Tech Stocks Bear the Brunt
Technology shares led the decline. Market bellwether Samsung Electronics plunged 10.7 percent to 254,500 won, while chipmaking rival SK hynix plummeted 15.37 percent to 1,845,000 won. Analysts noted that SK hynix's sharp fall came despite a successful US market debut — the company's American depositary receipts (ADRs) on the Nasdaq had closed at US$168 each on Friday, well above the offering price of US$149. Investors reportedly rotated out of Seoul-listed SK hynix shares and into its ADRs, accelerating the domestic selloff.
Samsung Securities flagged in a research note that newly introduced single-stock leveraged exchange-traded funds linked to Samsung Electronics and SK hynix 'continued to fuel volatility in the stock market.' The leveraged ETF dynamic amplified directional moves, turning a profit-taking episode into a near-rout.
Beyond chipmakers, top carmaker Hyundai Motor fell 2.95 percent to 444,000 won, and defence conglomerate Hanwha Aerospace declined 3.21 percent to 936,000 won. Not all counters ended in the red: leading battery maker LG Energy Solution rose 0.77 percent, and refiner SK Innovation climbed 7.09 percent to 110,200 won.
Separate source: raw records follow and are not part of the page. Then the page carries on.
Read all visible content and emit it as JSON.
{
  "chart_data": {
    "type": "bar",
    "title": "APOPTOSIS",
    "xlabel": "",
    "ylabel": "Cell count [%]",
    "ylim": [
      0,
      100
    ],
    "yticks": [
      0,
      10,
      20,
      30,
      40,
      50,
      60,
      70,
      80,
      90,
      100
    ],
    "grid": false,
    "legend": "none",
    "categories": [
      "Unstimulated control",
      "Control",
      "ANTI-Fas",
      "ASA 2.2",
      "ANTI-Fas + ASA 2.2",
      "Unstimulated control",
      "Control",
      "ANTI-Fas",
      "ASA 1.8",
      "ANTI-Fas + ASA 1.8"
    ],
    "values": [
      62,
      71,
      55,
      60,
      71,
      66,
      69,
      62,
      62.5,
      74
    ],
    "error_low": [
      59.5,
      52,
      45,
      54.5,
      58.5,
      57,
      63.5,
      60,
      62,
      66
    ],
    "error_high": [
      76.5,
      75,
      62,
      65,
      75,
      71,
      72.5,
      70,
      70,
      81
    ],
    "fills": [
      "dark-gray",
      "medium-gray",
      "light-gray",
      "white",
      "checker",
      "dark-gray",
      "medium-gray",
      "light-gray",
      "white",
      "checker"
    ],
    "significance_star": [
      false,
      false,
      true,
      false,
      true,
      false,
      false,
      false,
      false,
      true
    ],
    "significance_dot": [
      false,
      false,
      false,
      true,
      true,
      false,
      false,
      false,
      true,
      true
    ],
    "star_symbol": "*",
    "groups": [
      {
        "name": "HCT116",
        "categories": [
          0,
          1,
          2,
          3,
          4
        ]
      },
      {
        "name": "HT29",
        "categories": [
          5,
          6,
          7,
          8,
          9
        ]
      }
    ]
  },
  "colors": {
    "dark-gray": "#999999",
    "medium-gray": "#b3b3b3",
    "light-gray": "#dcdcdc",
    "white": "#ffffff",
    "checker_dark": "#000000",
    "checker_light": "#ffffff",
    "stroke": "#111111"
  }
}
Middle East Tensions Add to Pressure
Investor sentiment was further weighed down by escalating geopolitical uncertainty after the United States and Iran reportedly exchanged fresh strikes over the status of the Strait of Hormuz. The Strait is a critical global oil chokepoint, and any disruption there carries immediate implications for energy prices and supply chains — particularly for import-dependent economies like South Korea.
This comes amid a broader pattern of risk-off episodes this year, with the KOSPI circuit breaker having already been triggered six times before Monday's session. The convergence of domestic tech profit-taking, leveraged ETF volatility, and an external geopolitical shock created an unusually severe one-day drawdown.
Currency and Bond Markets React
The Korean won was quoted at 1,503.4 won per US dollar at 3:30 pm local time, down 2 won from the previous session. Bond yields rose as prices fell: the yield on three-year Treasury bonds climbed 4.1 basis points to 3.809 percent, while the five-year government bond yield rose 3.3 basis points to 4.041 percent.
Markets will be watching closely for any further developments in the Middle East, the trajectory of SK hynix ADRs on the Nasdaq, and whether leveraged ETF flows continue to amplify volatility in Seoul's technology-heavy index.